I told myself I was just curious. That’s how it always starts.

When our eyes met, something shifted. Not the polite recognition of strangers—no. It was a collision. The kind of look that strips you bare in an instant.

She smiled, nervous, tucking a curl behind her ear. And I knew I was ruined.

Later, I found her on the rooftop. She was leaning on the railing, city lights flickering against her skin, breathing like she was trying to catch stars in her lungs.

“You don’t like crowds,” she said without looking at me.

Neither do I. But I lied. “I like watching them.”
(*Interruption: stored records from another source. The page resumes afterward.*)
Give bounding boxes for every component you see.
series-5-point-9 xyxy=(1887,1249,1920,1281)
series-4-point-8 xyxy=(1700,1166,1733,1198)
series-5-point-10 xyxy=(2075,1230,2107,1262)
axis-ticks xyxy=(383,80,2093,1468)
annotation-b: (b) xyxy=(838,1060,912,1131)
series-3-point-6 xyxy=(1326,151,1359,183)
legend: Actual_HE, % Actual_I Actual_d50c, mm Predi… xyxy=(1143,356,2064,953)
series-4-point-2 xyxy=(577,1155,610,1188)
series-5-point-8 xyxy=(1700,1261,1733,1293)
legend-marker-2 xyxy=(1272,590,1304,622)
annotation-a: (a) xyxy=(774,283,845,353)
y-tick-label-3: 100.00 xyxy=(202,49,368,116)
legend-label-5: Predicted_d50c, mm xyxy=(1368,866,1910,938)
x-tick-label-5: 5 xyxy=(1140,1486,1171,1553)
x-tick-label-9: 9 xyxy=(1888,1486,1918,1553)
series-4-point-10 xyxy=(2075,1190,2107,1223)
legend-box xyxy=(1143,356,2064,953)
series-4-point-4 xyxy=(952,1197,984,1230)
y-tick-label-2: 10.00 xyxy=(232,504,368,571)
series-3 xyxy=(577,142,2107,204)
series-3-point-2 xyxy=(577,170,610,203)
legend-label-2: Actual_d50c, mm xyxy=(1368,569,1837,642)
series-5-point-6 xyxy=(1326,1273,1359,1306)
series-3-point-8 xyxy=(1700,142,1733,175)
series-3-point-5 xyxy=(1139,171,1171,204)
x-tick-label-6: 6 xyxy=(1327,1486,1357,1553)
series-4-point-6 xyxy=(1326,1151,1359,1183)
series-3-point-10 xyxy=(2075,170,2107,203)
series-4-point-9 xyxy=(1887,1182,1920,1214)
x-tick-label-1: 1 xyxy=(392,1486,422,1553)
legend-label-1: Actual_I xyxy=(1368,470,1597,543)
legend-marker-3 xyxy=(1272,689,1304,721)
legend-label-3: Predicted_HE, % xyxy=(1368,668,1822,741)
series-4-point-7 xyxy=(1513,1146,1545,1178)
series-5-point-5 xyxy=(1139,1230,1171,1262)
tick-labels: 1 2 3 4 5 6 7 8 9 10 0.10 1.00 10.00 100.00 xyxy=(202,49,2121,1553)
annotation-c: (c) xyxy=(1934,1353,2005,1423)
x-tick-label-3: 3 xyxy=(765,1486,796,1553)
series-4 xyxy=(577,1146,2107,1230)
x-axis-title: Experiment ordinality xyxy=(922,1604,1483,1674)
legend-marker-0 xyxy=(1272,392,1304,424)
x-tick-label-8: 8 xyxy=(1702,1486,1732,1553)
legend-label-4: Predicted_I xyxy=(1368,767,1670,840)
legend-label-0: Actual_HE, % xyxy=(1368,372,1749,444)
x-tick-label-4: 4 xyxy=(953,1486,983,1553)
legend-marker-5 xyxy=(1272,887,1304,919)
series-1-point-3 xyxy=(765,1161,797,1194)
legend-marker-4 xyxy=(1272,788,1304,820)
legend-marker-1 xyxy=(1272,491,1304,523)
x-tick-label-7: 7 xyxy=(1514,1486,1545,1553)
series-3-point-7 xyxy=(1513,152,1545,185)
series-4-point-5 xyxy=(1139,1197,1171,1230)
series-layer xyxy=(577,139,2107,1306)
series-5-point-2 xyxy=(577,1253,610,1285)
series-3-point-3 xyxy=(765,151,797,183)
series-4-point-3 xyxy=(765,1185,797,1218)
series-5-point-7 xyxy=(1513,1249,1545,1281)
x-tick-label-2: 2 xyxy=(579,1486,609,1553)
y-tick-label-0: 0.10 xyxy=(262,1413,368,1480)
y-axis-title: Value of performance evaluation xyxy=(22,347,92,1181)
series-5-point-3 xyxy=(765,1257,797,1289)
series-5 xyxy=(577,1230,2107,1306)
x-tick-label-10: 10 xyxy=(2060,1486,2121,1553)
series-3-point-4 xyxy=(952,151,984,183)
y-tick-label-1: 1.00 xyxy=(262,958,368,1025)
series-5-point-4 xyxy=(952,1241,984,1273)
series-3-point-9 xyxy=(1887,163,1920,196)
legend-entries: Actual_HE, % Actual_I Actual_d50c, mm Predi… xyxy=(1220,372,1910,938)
She laughed, low and soft. “That’s a terrible answer.”

I should’ve walked away. Instead, I stayed. Stayed and let her pull the truth out of me in pieces, like it was the easiest thing in the world. She didn’t know who I was—not really. Not what my family name meant. And for the first time, I didn’t want her to know.

We talked until the music below faded, until the city grew quiet. She told me about books she loved, about dreams too fragile for a world like ours. I told her nothing I should’ve, and everything I shouldn’t have.

When she shivered, I gave her my jacket. She teased me for being cliché, but she kept it anyway.

And when she turned to leave, I caught her wrist.

“Don’t go yet,” I said.

She tilted her head, curious.. “Why not?”

Because I’d never felt like this before. Because the weight I carried, the empire I was born into, the sins that clung to me—none of it mattered when she looked at me.

“Because if you leave now,” I murmured, “I might never see you again.”

Her eyes softened. She stepped closer. And then she kissed me—quick, trembling, a spark that set fire to everything I thought I was.

That was the moment. The night everything changed.

And then—sirens. A message slipped into my pocket. Duty, betrayal, blood waiting just beyond the glittering lights. I pulled away, and she frowned, confused.

“I’ll come back,” I promised.

She nodded. But even then, some part of me knew promises were lies dressed in silk.

I never made it back to her that night---thought I lost my chance,

The glass trembles in my grip as the memory fades. My office is silent, the city sprawling beneath me,

I thought I’d buried that rooftop, that kiss, that girl. But fate isn’t merciful—it’s cruel. It brings back the things you can’t afford to lose, just to watch you unravel.

“Bella,” I whisper to the glass. “You were never supposed to survive me.”